President Bush is narrowly re-elected. It was a wild day with the biggest black eyes for exit pollsters. I wanted Kerry to win. I believed he’d be more able to unite the country at home, more fiscally conservative, more socially inclusive, and better able to rally the world in a more focused war on terror. I still do. But a slim majority of Americans disagreed. And I’m a big believer in the deep wisdom of the American people. They voted in huge numbers, and they made a judgment. Not a huge and decisive victory by any means. But at least a victory that is unlikely to be challenged. The president and his aides deserve congratulations. And so, I think, does Senator Kerry, whose campaign exceeded the low expectations of many of us.

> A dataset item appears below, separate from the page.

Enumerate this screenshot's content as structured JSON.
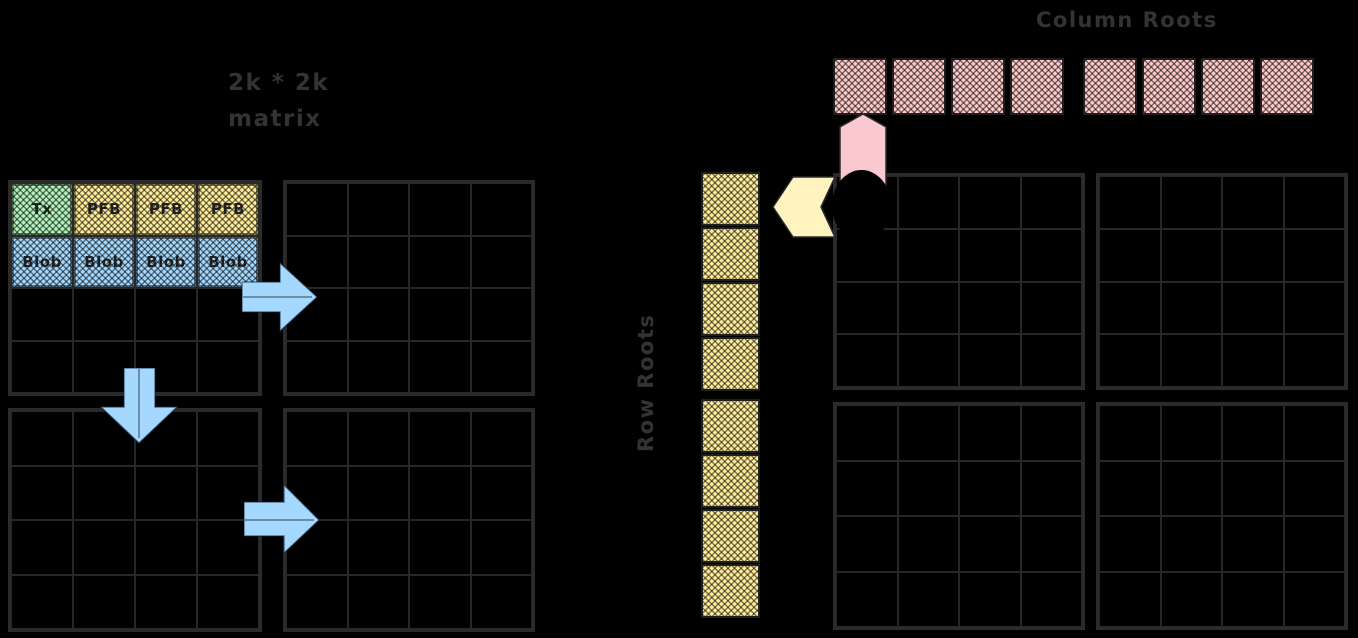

FOR NOW: But the most fundamental fact of this campaign – and one of the reasons it has been so bitter – is that we are at war. Our opponents at home are not our enemies. The real enemy is the Jihadist terror network that, even now, is murdering innocents and coalition soldiers in Iraq. Our job now – all of us – is to support this president in that war, to back those troops, and to pray for victory. We saw yesterday, in the cold-blooded murder of a Dutch film-maker for his open criticism of Islamist misogyny, that the enemy is still at large; and aiming directly at our freedoms and security. In Fallujah, our troops are poised for a vital battle against terrorists and theocrats intent on derailing a free future for Iraq. Democracy is on the line there and throughout the world. I’ve been more than a little frustrated by the president’s handling of this war in the past year; but we have to draw a line under that now. The past is the past. And George W. Bush is our president. He deserves a fresh start, a chance to prove himself again, and the constructive criticism of those of us who decided to back his opponent. He needs our prayers and our support for the enormous tasks still ahead of him. He has mine. Unequivocally.